(CNN) — The New York Police Department’s controversial stop-and-frisk policy violates constitutional rights and must be altered, a federal judge ruled Monday.
Judge Shira A. Scheindlin’s ruling stems from a class-action lawsuit claiming that the city’s police officers routinely stopped minority men, particularly blacks and Latinos, without legal reasons.
Scheindlin said that an outside monitor will be appointed to oversee changes to the policy.
The police department had said that the policy — in which police stop, question and frisk people they considered suspicious — is used to deter crime. The practice is widely criticized.
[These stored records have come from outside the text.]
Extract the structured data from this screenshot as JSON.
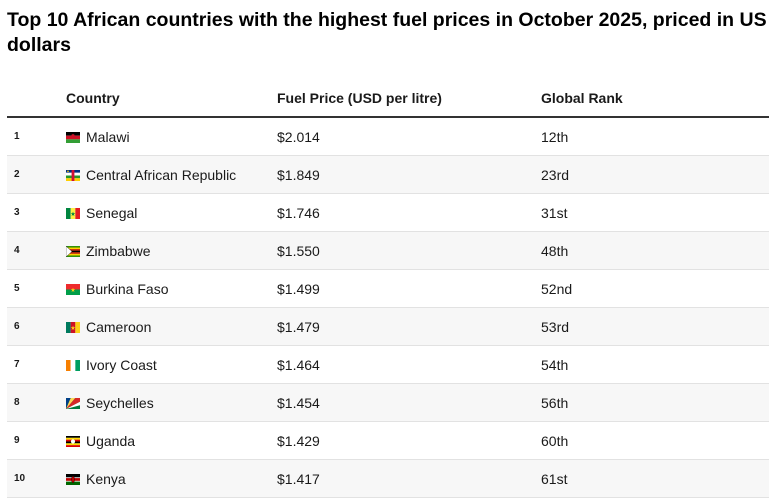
{
  "chart_data": {
    "type": "table",
    "title": "Top 10 African countries with the highest fuel prices in October 2025, priced in US dollars",
    "columns": [
      "",
      "Country",
      "Fuel Price (USD per litre)",
      "Global Rank"
    ],
    "rows": [
      {
        "rank": "1",
        "country": "Malawi",
        "price": "$2.014",
        "global_rank": "12th",
        "flag": "malawi-flag-icon"
      },
      {
        "rank": "2",
        "country": "Central African Republic",
        "price": "$1.849",
        "global_rank": "23rd",
        "flag": "central-african-republic-flag-icon"
      },
      {
        "rank": "3",
        "country": "Senegal",
        "price": "$1.746",
        "global_rank": "31st",
        "flag": "senegal-flag-icon"
      },
      {
        "rank": "4",
        "country": "Zimbabwe",
        "price": "$1.550",
        "global_rank": "48th",
        "flag": "zimbabwe-flag-icon"
      },
      {
        "rank": "5",
        "country": "Burkina Faso",
        "price": "$1.499",
        "global_rank": "52nd",
        "flag": "burkina-faso-flag-icon"
      },
      {
        "rank": "6",
        "country": "Cameroon",
        "price": "$1.479",
        "global_rank": "53rd",
        "flag": "cameroon-flag-icon"
      },
      {
        "rank": "7",
        "country": "Ivory Coast",
        "price": "$1.464",
        "global_rank": "54th",
        "flag": "ivory-coast-flag-icon"
      },
      {
        "rank": "8",
        "country": "Seychelles",
        "price": "$1.454",
        "global_rank": "56th",
        "flag": "seychelles-flag-icon"
      },
      {
        "rank": "9",
        "country": "Uganda",
        "price": "$1.429",
        "global_rank": "60th",
        "flag": "uganda-flag-icon"
      },
      {
        "rank": "10",
        "country": "Kenya",
        "price": "$1.417",
        "global_rank": "61st",
        "flag": "kenya-flag-icon"
      }
    ]
  }
}
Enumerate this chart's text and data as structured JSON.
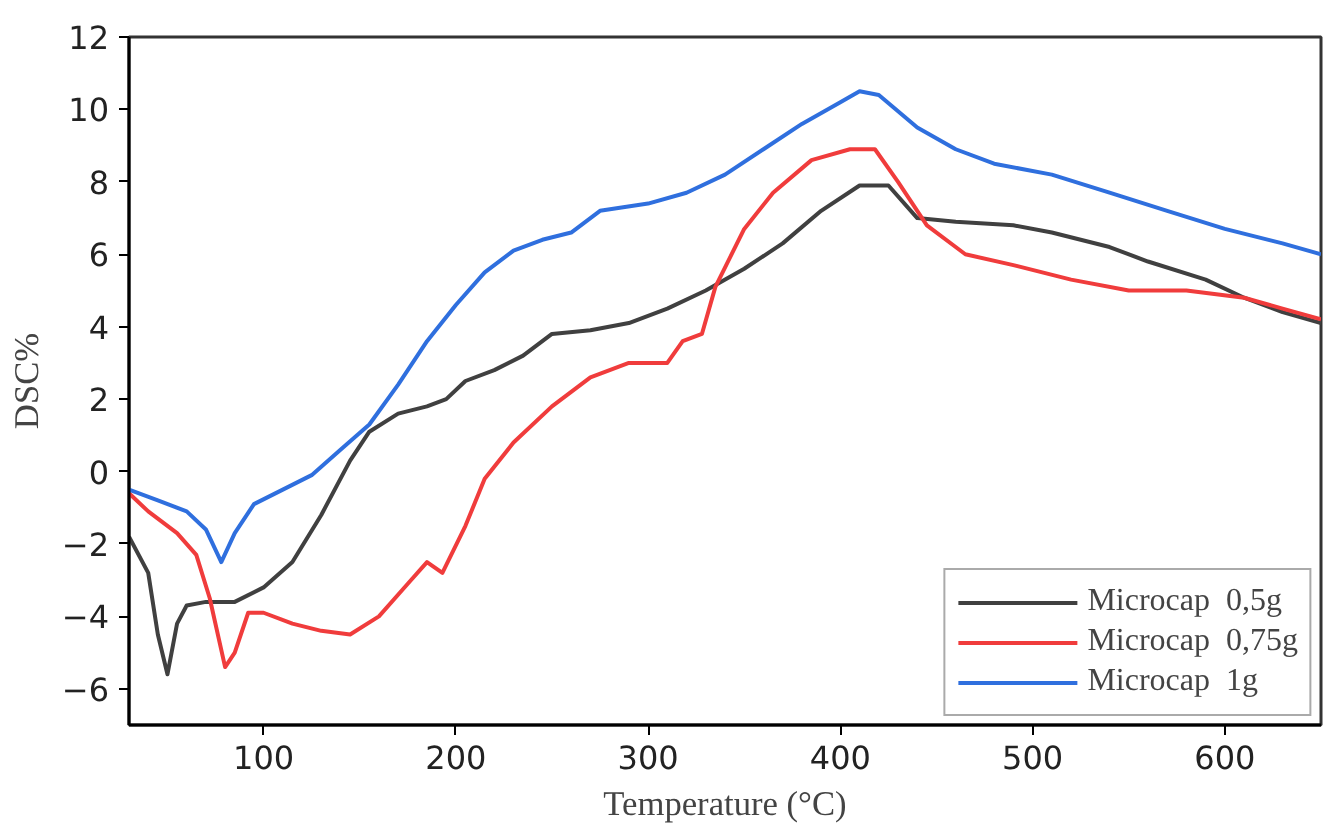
{
  "chart_data": {
    "type": "line",
    "xlabel": "Temperature (°C)",
    "ylabel": "DSC%",
    "xlim": [
      30,
      650
    ],
    "ylim": [
      -7,
      12
    ],
    "xticks": [
      100,
      200,
      300,
      400,
      500,
      600
    ],
    "yticks": [
      -6,
      -4,
      -2,
      0,
      2,
      4,
      6,
      8,
      10,
      12
    ],
    "grid": false,
    "legend": "bottom right",
    "marker": "none",
    "line_style": "solid",
    "series": [
      {
        "name": "Microcap  0,5g",
        "color": "#404040",
        "x": [
          30,
          40,
          45,
          50,
          55,
          60,
          70,
          85,
          100,
          115,
          130,
          145,
          155,
          170,
          185,
          195,
          205,
          220,
          235,
          250,
          270,
          290,
          310,
          330,
          350,
          370,
          390,
          410,
          425,
          440,
          460,
          490,
          510,
          540,
          560,
          590,
          610,
          630,
          650
        ],
        "values": [
          -1.8,
          -2.8,
          -4.5,
          -5.6,
          -4.2,
          -3.7,
          -3.6,
          -3.6,
          -3.2,
          -2.5,
          -1.2,
          0.3,
          1.1,
          1.6,
          1.8,
          2.0,
          2.5,
          2.8,
          3.2,
          3.8,
          3.9,
          4.1,
          4.5,
          5.0,
          5.6,
          6.3,
          7.2,
          7.9,
          7.9,
          7.0,
          6.9,
          6.8,
          6.6,
          6.2,
          5.8,
          5.3,
          4.8,
          4.4,
          4.1
        ]
      },
      {
        "name": "Microcap  0,75g",
        "color": "#f03c3c",
        "x": [
          30,
          40,
          55,
          65,
          72,
          80,
          85,
          92,
          100,
          115,
          130,
          145,
          160,
          175,
          185,
          193,
          205,
          215,
          230,
          250,
          270,
          290,
          310,
          318,
          328,
          335,
          350,
          365,
          385,
          405,
          418,
          430,
          445,
          465,
          490,
          520,
          550,
          580,
          610,
          630,
          650
        ],
        "values": [
          -0.6,
          -1.1,
          -1.7,
          -2.3,
          -3.5,
          -5.4,
          -5.0,
          -3.9,
          -3.9,
          -4.2,
          -4.4,
          -4.5,
          -4.0,
          -3.1,
          -2.5,
          -2.8,
          -1.5,
          -0.2,
          0.8,
          1.8,
          2.6,
          3.0,
          3.0,
          3.6,
          3.8,
          5.1,
          6.7,
          7.7,
          8.6,
          8.9,
          8.9,
          8.0,
          6.8,
          6.0,
          5.7,
          5.3,
          5.0,
          5.0,
          4.8,
          4.5,
          4.2
        ]
      },
      {
        "name": "Microcap  1g",
        "color": "#2f6fde",
        "x": [
          30,
          45,
          60,
          70,
          78,
          85,
          95,
          110,
          125,
          140,
          155,
          170,
          185,
          200,
          215,
          230,
          245,
          260,
          275,
          300,
          320,
          340,
          360,
          380,
          400,
          410,
          420,
          440,
          460,
          480,
          510,
          540,
          570,
          600,
          630,
          650
        ],
        "values": [
          -0.5,
          -0.8,
          -1.1,
          -1.6,
          -2.5,
          -1.7,
          -0.9,
          -0.5,
          -0.1,
          0.6,
          1.3,
          2.4,
          3.6,
          4.6,
          5.5,
          6.1,
          6.4,
          6.6,
          7.2,
          7.4,
          7.7,
          8.2,
          8.9,
          9.6,
          10.2,
          10.5,
          10.4,
          9.5,
          8.9,
          8.5,
          8.2,
          7.7,
          7.2,
          6.7,
          6.3,
          6.0
        ]
      }
    ]
  }
}
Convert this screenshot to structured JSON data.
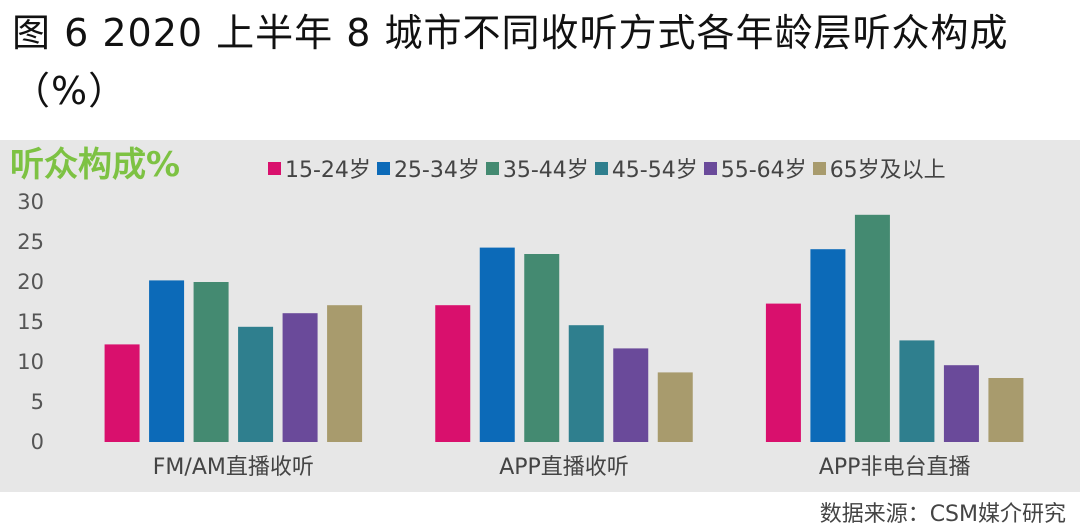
{
  "title": "图 6  2020 上半年 8 城市不同收听方式各年龄层听众构成（%）",
  "source": "数据来源：CSM媒介研究",
  "chart_data": {
    "type": "bar",
    "ylabel": "听众构成%",
    "xlabel": "",
    "ylim": [
      0,
      30
    ],
    "yticks": [
      0,
      5,
      10,
      15,
      20,
      25,
      30
    ],
    "grid": false,
    "legend_position": "top",
    "categories": [
      "FM/AM直播收听",
      "APP直播收听",
      "APP非电台直播"
    ],
    "series": [
      {
        "name": "15-24岁",
        "color": "#d9106d",
        "values": [
          12.2,
          17.1,
          17.3
        ]
      },
      {
        "name": "25-34岁",
        "color": "#0c6ab8",
        "values": [
          20.2,
          24.3,
          24.1
        ]
      },
      {
        "name": "35-44岁",
        "color": "#448a71",
        "values": [
          20.0,
          23.5,
          28.4
        ]
      },
      {
        "name": "45-54岁",
        "color": "#2f7f8e",
        "values": [
          14.4,
          14.6,
          12.7
        ]
      },
      {
        "name": "55-64岁",
        "color": "#6a4a9a",
        "values": [
          16.1,
          11.7,
          9.6
        ]
      },
      {
        "name": "65岁及以上",
        "color": "#a89b6d",
        "values": [
          17.1,
          8.7,
          8.0
        ]
      }
    ]
  }
}
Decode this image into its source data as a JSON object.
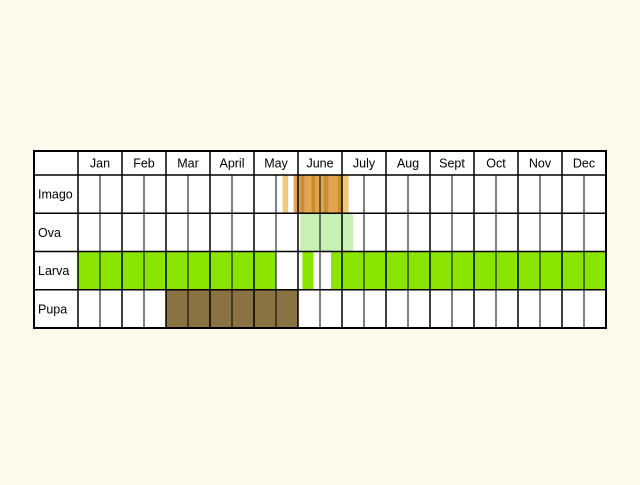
{
  "months": [
    "Jan",
    "Feb",
    "Mar",
    "April",
    "May",
    "June",
    "July",
    "Aug",
    "Sept",
    "Oct",
    "Nov",
    "Dec"
  ],
  "stages": [
    "Imago",
    "Ova",
    "Larva",
    "Pupa"
  ],
  "periods_per_month": 2,
  "colors": {
    "background": "#fcfbeb",
    "cell": "#ffffff",
    "grid": "#000000",
    "imago_light": "#f0c878",
    "imago_mid": "#e3a64f",
    "imago_dark": "#c98c33",
    "ova": "#c8f0b4",
    "larva": "#8ae600",
    "pupa": "#8a7342"
  },
  "chart_data": {
    "type": "phenology",
    "unit": "half-month",
    "stages": [
      {
        "name": "Imago",
        "bands": [
          {
            "start": 9.3,
            "end": 9.55,
            "color": "imago_light"
          },
          {
            "start": 9.8,
            "end": 10.1,
            "color": "imago_mid"
          },
          {
            "start": 10.1,
            "end": 10.3,
            "color": "imago_dark"
          },
          {
            "start": 10.3,
            "end": 10.6,
            "color": "imago_mid"
          },
          {
            "start": 10.6,
            "end": 10.8,
            "color": "imago_dark"
          },
          {
            "start": 10.8,
            "end": 11.15,
            "color": "imago_mid"
          },
          {
            "start": 11.15,
            "end": 11.4,
            "color": "imago_dark"
          },
          {
            "start": 11.4,
            "end": 11.8,
            "color": "imago_mid"
          },
          {
            "start": 11.8,
            "end": 12.0,
            "color": "imago_dark"
          },
          {
            "start": 12.0,
            "end": 12.3,
            "color": "imago_light"
          }
        ]
      },
      {
        "name": "Ova",
        "bands": [
          {
            "start": 10.1,
            "end": 12.5,
            "color": "ova"
          }
        ]
      },
      {
        "name": "Larva",
        "bands": [
          {
            "start": 0,
            "end": 9,
            "color": "larva"
          },
          {
            "start": 10.2,
            "end": 10.7,
            "color": "larva"
          },
          {
            "start": 11.5,
            "end": 24,
            "color": "larva"
          }
        ]
      },
      {
        "name": "Pupa",
        "bands": [
          {
            "start": 4,
            "end": 10,
            "color": "pupa"
          }
        ]
      }
    ]
  }
}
The lead plaintiff in the case is David Floyd, a medical student who was stopped twice, once in the middle of the afternoon when he was in front of his home in the Bronx, according to the suit, which was filed in 2008.
The trial, which ended in May, featured nine weeks of testimony, including from men who say police stopped them for no reason and from police officers who say quotas forced them to make unnecessary stops.
Closing arguments gave conflicting accounts of stop-and-frisk incidents. While attorneys for the city argued that one man was stopped because he appeared to be smoking marijuana, the plaintiffs’ attorneys argued that he was simply talking on a cell phone.
Another man was reportedly stopped because he fit the description of a wanted man in a high-crime area with a recent string of burglaries, but the plaintiffs’ attorneys argued that he was more than a mile from where the burglaries occurred and that the last burglary in that area occurred more than 25 days earlier.
According to the New York Civil Liberties Union, the police department logged its 5 millionth stop-and-frisk under Mayor Michael Bloomberg in March.